On her last day of school for the calendar year on December 21, as foretold by the Mayan prophecies, Nora was instructed to come to school wearing a white turtle neck and white tights only, because the little hybrid cafeteria-auditorium gets very hot during performances. Her class had little costumes which were made during the week of workshops, which consisted of a little paper crown and a cloth sack with head and arm holes. We were informed that the Tortugas (the nickname for Nora’s 3-year-old class) performance was going to be at 11:00 AM, and we were to get there by 10:50 in order to find a place in the cafeteria-auditorium to watch from.
As soon as I dropped her off at school that morning, I began hearing horror stories from more seasoned parents about how crowded and hot it gets in the auditorium, and how, although each parent is supposed to come in only for their child’s performance, there are always some grandmothers or aunts who go really early and stay through the whole show to avoid (or cause) the pushing and shoving that happens later. Yikes!

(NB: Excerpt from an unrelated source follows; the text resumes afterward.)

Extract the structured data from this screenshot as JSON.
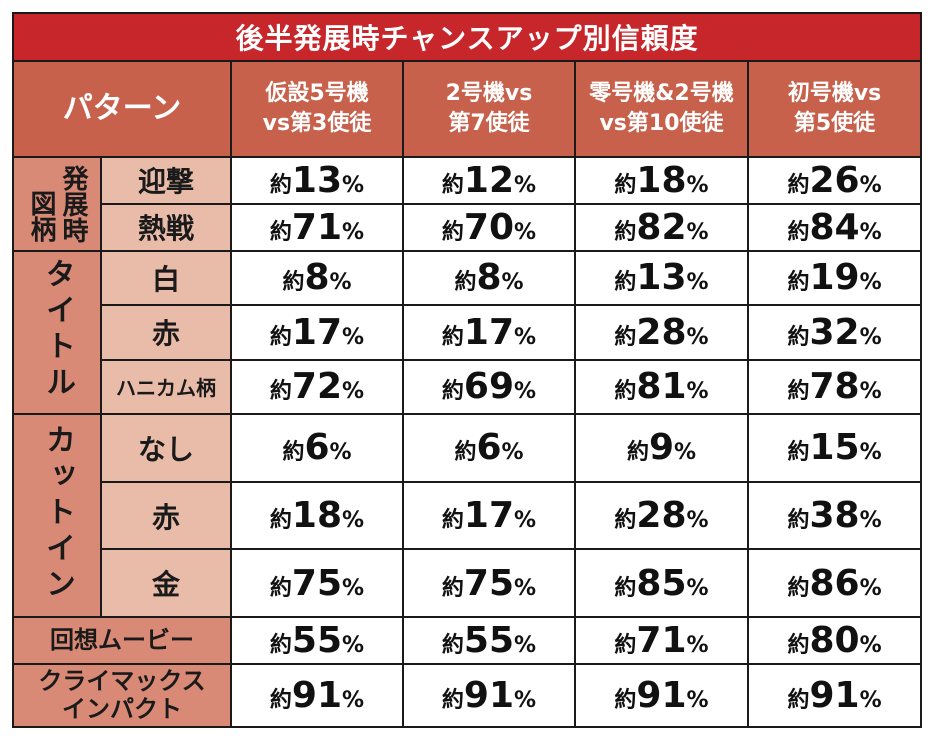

I had some errands to run before the pushing and shoving with other parents began, so I walked to the only toy store in town to buy one small item which I’d decided to buy the day before. What did I find, but a swarm of pushing and shoving parents. It took me a whole hour standing in a very disorderly line watching as the store owner and employee (both parents of kids in Nora’s class) wrapped presents with the same finger blurring efficiency that had probably made all those plastic toys in a Chinese factory. With my present purchased, I raced home to grab my tripod, video camera and DSLR camera and walked the now familiar path to my daughter’s school.
The reports of chaos had not been exaggerated. When the previous kids finished their song, the auditorium exhaled a breath of parents before inhaling another. Apparently most of the room was full of all the other kids sitting on the floor or on little chairs. I was pressed tight against the back wall. I set up my tripod, but it quickly became apparent that, even extended to full two-meter height, it wasn’t going to get above the other tall parents holding their smart phones in the air. I felt sorry for the little mothers around me who could only see the concert digitally reflected through the mobile phones of those around them.

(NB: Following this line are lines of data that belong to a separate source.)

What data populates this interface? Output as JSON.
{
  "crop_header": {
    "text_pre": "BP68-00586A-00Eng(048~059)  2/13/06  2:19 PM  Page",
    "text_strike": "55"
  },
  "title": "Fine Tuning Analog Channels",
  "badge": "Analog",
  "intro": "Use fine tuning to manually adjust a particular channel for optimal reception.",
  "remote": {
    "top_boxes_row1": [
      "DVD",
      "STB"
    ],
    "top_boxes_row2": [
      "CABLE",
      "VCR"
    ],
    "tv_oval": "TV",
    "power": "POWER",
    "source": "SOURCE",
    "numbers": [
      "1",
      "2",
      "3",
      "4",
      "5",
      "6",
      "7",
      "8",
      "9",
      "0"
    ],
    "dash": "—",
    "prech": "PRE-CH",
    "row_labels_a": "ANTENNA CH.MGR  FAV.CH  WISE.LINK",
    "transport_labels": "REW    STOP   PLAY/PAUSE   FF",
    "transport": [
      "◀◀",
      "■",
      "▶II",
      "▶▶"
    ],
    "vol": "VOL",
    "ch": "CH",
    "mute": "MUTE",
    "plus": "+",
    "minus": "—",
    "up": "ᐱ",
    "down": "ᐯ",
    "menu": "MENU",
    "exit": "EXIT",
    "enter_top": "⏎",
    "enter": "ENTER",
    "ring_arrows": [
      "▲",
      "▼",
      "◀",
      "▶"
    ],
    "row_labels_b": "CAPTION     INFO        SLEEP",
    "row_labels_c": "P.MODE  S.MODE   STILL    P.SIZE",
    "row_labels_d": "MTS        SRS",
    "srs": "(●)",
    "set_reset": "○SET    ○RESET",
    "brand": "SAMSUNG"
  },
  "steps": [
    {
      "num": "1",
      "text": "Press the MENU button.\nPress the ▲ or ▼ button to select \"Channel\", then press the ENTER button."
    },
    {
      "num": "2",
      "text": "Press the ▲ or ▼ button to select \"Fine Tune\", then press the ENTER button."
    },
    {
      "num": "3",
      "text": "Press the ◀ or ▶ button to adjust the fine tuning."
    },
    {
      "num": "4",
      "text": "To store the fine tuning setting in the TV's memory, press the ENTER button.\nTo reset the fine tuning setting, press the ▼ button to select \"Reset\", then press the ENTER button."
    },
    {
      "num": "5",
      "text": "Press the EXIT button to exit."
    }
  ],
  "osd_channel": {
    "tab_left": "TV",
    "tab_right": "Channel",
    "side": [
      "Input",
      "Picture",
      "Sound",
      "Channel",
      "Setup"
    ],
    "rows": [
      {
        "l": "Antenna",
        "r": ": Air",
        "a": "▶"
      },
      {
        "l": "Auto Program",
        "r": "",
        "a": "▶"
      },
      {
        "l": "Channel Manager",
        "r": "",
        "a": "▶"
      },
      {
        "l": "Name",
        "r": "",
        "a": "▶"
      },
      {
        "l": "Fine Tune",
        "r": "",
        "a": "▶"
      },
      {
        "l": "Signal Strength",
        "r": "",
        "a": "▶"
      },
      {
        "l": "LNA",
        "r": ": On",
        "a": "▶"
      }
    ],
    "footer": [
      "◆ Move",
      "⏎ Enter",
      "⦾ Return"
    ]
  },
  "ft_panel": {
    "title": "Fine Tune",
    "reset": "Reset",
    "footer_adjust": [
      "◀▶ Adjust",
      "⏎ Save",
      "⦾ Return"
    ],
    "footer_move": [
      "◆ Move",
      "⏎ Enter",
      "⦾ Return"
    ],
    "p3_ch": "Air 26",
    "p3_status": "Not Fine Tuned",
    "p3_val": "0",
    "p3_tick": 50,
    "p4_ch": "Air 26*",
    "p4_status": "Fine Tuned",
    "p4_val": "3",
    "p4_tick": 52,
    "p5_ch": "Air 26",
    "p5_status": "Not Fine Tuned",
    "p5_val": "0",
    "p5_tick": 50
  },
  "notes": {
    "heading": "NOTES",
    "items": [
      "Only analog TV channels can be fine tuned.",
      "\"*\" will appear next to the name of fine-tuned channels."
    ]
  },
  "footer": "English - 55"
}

By the end of the performance, my arms were about ready to fall off. If you want to know what that’s like, press play and then hold both arms as high above you as possible for the duration of the video.
The kids had clearly been divided into “Those willing to dance” and “Those not willing to dance”. Of course I’m delighted that Nora was in the former. She has a lot of fun watching this video. They were instructed to not tell their parents what song they were singing, and she kept that promise.
At the end of the video, the other children chant “¡Tíº sí que vales!“, which means roughly “You are great!”